In the 1930s a priest at St. Peter's Preparatory School in Jersey City repeatedly encouraged a teenaged Frank P. Soden to enter the priesthood. “Well, I want to be a broadcaster,” Soden would tell the priest, always pushing back.
Soden kept his focus, found his way to Richmond and for half a century made the sports press boxes of Virginia his pulpit. He died Dec. 5 at age 91. With him disappeared not only a familiar, reassuring baritone voice, but also an icon from a bygone era when a radio sports broadcaster could be king of the airwaves.
Soden began his career at WOR in New York City, writing scripts for a husband and wife comedy quiz show, “My Better Half.” But like many creative souls, after World War II, he got a day job, selling Charm Candy. This brought him in Richmond, where in 1950 he joined WRNL radio. When he suggested to his station manager that they broadcast a college basketball game, management was skeptical. Although it was late in the season, he got the go-ahead to air a game between the University of Richmond and West Virginia University. End-of-the-season conference games soon followed. Soden never looked back.
He broadcast University of Virginia games and was the voice of Virginia Tech football from 1954-1968. He covered the Richmond Virginians (the farm team for the Yankees) at Parker Field, and basketball at the downtown armory and the now-demolished Richmond Arena. He was a fixture at the Richmond Coliseum, the Robins Center and The Diamond, where he lived to see the press box named in his honor.

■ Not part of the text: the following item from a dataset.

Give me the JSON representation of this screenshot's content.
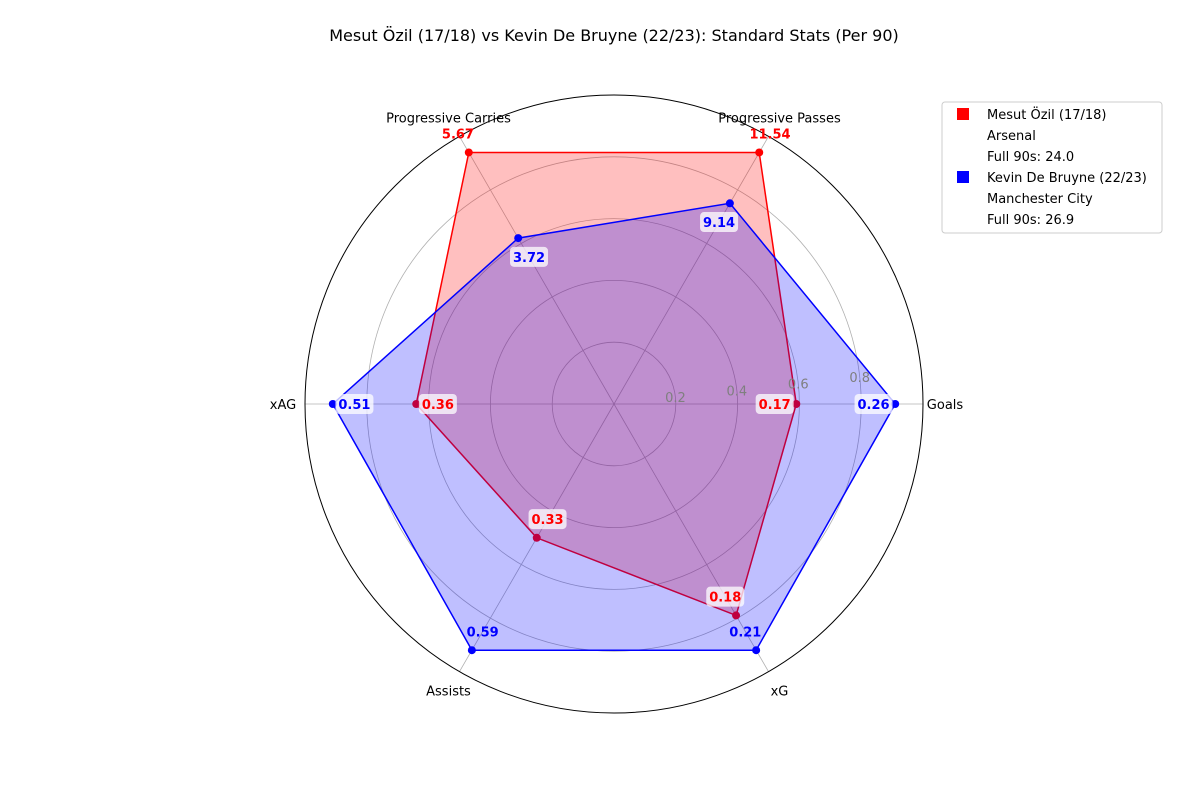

Although he had chances to move on to the big leagues (the Los Angles Dodgers courted him), Soden indelibly had become a part of Richmond. While never under delusions that Richmond was much of a sports town, it was his town.
“Yes, I would have made a lot more money, and I might have possibly left a mark that was equal to some of my colleagues,” he once told a reporter, “but I'm happy here, and that to me is what life is all about.”